Zanubrutinib has its own unique issues with cytopenias, primarily neutropenia, which requires some management, but I feel that zanubrutinib potentially will be the front runner especially in the CLL space.
Interestingly, for zanubrutinib, the follow-up is relatively short for the ALPINE study, but it does appear that the difference, at least at the early time point, is roughly 10%. Will the curves get caught up later on in the follow-up? We don't know.
But I think the point here, again, is most of the problems that happen with ibrutinib that result in discontinuations happen early on in the treatment course. Once patients go through the first 6 to 12 months, they tend to do well.
Will that be the factor that results in zanubrutinib being the better agent in the long run, or whether this will be a sheer efficacy on target effect? I don't think we'll be able to answer that question for sure. Hopefully the longer follow-up will be able to piece it apart.

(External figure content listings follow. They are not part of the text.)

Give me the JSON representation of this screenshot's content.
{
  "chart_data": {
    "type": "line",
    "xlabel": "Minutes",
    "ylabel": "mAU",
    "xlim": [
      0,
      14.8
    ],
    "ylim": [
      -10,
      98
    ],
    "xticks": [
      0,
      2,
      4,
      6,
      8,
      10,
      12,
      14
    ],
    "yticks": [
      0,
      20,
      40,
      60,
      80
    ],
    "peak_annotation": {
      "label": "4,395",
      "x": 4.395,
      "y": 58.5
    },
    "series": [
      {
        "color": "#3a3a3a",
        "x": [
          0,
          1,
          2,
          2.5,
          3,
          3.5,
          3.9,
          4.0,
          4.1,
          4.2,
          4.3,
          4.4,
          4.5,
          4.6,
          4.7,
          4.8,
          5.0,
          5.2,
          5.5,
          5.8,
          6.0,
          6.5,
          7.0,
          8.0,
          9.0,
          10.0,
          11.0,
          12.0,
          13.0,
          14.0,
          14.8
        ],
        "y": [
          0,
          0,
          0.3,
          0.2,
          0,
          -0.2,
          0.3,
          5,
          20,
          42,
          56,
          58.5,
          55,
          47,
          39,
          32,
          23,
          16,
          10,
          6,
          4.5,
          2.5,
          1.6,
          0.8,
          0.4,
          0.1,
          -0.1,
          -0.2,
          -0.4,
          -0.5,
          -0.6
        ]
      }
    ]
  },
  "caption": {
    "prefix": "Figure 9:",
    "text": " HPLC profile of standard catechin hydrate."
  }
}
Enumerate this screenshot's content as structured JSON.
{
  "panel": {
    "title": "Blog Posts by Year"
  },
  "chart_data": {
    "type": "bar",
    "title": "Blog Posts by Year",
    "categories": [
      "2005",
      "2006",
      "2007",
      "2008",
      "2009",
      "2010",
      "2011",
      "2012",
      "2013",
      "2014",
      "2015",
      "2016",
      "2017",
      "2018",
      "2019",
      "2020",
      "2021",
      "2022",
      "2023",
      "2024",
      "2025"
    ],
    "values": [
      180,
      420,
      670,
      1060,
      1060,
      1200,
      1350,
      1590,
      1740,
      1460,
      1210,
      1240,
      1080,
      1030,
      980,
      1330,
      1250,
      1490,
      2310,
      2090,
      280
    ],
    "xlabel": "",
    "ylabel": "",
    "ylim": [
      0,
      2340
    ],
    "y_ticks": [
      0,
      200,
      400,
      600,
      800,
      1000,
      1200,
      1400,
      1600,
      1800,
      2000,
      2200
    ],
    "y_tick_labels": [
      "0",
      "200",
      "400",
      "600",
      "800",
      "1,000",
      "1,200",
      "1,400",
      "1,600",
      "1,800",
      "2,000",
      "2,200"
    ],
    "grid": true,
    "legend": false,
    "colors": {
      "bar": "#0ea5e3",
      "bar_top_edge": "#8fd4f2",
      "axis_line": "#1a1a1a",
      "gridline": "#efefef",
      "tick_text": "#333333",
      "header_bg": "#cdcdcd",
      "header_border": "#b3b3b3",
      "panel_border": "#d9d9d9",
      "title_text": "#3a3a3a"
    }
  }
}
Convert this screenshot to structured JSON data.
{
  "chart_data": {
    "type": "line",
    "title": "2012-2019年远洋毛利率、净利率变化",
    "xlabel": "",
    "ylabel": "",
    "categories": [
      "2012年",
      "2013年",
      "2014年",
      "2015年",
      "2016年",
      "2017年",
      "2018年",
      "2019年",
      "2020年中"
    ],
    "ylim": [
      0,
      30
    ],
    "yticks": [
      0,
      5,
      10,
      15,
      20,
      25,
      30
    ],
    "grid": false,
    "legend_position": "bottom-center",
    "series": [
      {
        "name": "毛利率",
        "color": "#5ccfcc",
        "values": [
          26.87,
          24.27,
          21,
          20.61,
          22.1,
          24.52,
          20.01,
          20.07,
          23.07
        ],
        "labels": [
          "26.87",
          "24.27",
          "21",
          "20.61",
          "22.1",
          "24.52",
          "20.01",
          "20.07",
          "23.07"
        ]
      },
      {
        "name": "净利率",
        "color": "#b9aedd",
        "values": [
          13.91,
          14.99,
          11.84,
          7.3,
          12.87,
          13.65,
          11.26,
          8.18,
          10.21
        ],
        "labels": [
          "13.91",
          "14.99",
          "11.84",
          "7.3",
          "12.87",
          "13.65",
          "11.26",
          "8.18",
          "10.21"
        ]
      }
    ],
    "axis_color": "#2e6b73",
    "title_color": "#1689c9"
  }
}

But this is exactly where the toxicity, quality of life, and cost related to managing toxicity are the kinds of things that we need to focus on. If you have a drug that is better tolerated and results in lesser admissions, discontinuation, interruptions, lab testing, more follow-up, more frequent follow-up with the primary providers, then I think it's a win-win situation. We'll always go with the drug that is better tolerated if the efficacy is similar, which in zanubrutinib’s case, appears to be better, as least as compared to ibrutinib.
I feel that zanubrutinib has the chance to be the preferred drug for CLL, as well as other low-grade lymphoid malignancies, once it starts getting approval in those indications.